WHEN PRESIDENT BUSH signed a ban on partial-birth abortion last week, it marked the first congressional rollback of Roe v. Wade since the landmark Supreme Court decision legalizing abortion was handed down in 1973. And it marked the success of an idea as well. The idea, of course, is that abortion is inhuman and should be limited as sharply as possible and ultimately outlawed altogether.
However, it takes more than an idea to enact a law. Yesterday's rollback--indeed the rise of the pro-life movement across the country--would not have occurred except for one thing. That was the embrace by conservatives of the antiabortion cause and the belated conversion of one conservative in particular, Ronald Reagan. Once this happened, opposition to abortion became a top priority of conservatism's chief political vehicle, the Republican Party. Now, says Republican Congressman Henry Hyde, "it's the issue that won't go away."
Not in America anyway. Outside the United States, serious opposition to abortion is rare. Conservatives world-wide tend to agree on limited government, low taxes, respect for traditional values and strong law enforcement. But a commitment to protecting unborn children is unique to American conservatism.
Even here, full-throated conservative opposition to abortion is a relatively recent phenomenon. By the time Roe v. Wade was decided 30 years ago, 18 states had already liberalized their abortion laws. The opposition came mostly from the Catholic Church and assorted Protestant evangelicals, not from conservative leaders. There was no national campaign, as there is today, to rally the pro-life forces, stage marches, pressure
politicians and gain favorable publicity.
THE MOST TELLING EXAMPLE of conservative indifference to the abortion issue occurred in California. In 1967, then-Gov. Ronald Reagan signed a bill that virtually decriminalized abortion. At the time, Reagan was troubled by the passionate lobbying against the bill by Cardinal Francis McIntyre. But on the advice of two of his most conservatives advisers, Ed Meese and Lyn Nofziger, Reagan signed anyway. He persuaded himself that the measure would have little impact. Instead, it prompted a surge in abortions.

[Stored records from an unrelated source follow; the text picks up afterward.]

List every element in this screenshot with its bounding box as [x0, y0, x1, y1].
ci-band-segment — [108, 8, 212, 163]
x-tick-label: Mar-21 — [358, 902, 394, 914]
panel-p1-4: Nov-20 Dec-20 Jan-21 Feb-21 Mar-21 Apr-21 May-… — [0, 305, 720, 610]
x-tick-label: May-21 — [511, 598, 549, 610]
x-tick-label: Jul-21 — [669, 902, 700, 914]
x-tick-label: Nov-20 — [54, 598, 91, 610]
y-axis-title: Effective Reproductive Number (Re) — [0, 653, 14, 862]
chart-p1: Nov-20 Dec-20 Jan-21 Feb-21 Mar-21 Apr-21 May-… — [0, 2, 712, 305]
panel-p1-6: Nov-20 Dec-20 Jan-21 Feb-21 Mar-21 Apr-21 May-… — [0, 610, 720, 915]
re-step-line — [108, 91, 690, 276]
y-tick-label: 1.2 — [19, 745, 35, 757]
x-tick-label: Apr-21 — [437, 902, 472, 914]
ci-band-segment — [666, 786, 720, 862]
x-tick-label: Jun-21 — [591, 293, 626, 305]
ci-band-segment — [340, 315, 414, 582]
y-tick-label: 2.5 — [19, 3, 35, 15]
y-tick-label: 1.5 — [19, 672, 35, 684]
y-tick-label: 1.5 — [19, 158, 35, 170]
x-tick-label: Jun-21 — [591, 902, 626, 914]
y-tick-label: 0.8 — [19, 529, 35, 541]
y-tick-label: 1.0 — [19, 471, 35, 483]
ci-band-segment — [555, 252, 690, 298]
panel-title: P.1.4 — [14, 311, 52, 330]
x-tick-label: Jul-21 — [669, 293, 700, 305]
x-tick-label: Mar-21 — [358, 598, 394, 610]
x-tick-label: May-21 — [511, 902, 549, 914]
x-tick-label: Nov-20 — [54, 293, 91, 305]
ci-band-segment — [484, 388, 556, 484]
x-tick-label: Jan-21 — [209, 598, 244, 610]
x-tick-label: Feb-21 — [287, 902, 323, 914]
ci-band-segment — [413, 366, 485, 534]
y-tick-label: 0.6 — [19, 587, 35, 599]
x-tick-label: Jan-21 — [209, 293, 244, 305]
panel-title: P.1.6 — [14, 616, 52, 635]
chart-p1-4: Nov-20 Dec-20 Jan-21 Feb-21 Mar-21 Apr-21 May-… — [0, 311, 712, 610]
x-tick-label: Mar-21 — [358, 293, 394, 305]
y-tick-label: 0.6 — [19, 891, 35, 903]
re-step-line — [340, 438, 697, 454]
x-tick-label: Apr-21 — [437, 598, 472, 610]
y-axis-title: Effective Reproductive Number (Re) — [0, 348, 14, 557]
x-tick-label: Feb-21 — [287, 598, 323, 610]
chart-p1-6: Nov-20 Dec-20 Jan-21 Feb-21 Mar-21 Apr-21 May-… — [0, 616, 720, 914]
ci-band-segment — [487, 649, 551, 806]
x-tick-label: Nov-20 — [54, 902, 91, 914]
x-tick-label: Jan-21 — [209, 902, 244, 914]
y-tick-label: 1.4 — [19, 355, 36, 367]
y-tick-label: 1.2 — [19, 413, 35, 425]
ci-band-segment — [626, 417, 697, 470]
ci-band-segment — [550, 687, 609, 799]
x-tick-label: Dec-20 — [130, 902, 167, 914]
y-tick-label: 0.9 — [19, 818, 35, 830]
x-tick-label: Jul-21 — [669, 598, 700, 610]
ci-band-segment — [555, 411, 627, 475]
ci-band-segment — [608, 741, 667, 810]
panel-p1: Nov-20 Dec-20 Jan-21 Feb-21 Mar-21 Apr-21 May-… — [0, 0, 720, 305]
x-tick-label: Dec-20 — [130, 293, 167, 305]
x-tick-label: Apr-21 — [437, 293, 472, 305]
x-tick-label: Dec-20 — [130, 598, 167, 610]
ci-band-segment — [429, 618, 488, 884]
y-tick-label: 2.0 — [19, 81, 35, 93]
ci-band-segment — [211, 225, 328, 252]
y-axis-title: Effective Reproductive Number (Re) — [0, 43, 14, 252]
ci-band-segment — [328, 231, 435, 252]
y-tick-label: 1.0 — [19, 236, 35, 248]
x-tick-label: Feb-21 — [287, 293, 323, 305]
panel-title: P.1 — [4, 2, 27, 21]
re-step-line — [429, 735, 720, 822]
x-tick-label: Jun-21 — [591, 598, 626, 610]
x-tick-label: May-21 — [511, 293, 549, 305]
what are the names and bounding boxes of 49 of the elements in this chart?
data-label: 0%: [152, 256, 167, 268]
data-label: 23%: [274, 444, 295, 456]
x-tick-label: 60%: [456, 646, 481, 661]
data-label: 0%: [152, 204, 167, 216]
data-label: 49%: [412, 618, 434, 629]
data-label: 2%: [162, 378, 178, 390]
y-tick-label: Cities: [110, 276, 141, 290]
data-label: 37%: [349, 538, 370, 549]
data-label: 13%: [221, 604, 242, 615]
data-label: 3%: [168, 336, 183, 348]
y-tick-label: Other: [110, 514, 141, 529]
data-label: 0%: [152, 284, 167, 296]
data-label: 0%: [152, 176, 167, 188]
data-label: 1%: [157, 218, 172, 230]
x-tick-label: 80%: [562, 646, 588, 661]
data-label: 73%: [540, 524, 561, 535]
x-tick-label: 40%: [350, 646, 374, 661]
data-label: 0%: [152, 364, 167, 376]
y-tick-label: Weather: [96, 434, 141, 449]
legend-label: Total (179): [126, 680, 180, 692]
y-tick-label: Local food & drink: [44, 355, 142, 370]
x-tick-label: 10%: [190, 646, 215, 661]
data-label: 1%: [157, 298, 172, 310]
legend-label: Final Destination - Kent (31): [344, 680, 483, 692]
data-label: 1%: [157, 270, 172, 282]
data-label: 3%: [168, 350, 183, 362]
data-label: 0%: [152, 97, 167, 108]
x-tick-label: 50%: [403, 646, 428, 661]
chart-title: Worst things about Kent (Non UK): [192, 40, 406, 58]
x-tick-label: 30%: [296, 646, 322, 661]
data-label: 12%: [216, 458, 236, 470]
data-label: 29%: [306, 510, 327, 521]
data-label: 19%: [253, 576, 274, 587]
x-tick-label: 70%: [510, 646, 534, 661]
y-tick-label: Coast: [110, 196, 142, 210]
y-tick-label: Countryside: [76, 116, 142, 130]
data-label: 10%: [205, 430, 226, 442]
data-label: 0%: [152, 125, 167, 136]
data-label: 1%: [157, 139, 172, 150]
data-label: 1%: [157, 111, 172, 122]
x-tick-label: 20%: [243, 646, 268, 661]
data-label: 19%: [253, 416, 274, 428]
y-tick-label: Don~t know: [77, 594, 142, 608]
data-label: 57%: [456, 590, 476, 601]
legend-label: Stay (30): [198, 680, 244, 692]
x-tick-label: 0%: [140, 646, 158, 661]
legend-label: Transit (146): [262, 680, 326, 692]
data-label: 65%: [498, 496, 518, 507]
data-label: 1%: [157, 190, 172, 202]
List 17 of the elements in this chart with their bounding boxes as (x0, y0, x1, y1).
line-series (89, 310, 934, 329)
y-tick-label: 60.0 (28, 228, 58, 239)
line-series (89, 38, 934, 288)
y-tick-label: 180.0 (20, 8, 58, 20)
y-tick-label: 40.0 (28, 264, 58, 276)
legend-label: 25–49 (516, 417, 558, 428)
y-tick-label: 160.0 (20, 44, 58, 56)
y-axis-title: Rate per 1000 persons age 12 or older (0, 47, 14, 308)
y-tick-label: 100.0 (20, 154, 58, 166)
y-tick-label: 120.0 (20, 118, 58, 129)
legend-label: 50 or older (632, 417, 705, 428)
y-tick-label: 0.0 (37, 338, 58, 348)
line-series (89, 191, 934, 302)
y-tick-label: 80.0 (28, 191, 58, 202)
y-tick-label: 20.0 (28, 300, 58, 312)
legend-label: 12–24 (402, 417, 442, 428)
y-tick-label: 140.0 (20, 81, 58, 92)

Roe v. Wade changed the terms of the abortion debate, but not instantly. At first, conservatives were more upset by the decision's dubious legal reasoning and its creation of a new constitutional right unmentioned in the Constitution itself than by the actual impact. But it soon became clear that the supposedly complicated three-trimester scheme laid out in the ruling wasn't really so complicated. It meant abortion on demand, and the number of abortions soared into the millions.
Roe v. Wade had moved America into a dark new world. Defending the decision, radical feminists insisted that an unborn child was no more valuable as human life than a wart. A lucrative abortion industry grew up. The Democratic party endorsed an unfettered right to an abortion in its 1980 platform.
Messrs. Reagan and Hyde were among the first Republicans to have strong misgivings. Within a year after signing the abortion bill, Reagan told political writer Lou Cannon that he'd never have done so if he'd been more experienced in office. It was "the only time as governor or president that Reagan acknowledged a mistake on major legislation," Cannon writes in his new book, "Governor Reagan: His Rise to Power." By 1980, Reagan was campaigning for president in favor of banning abortion in all but rare cases.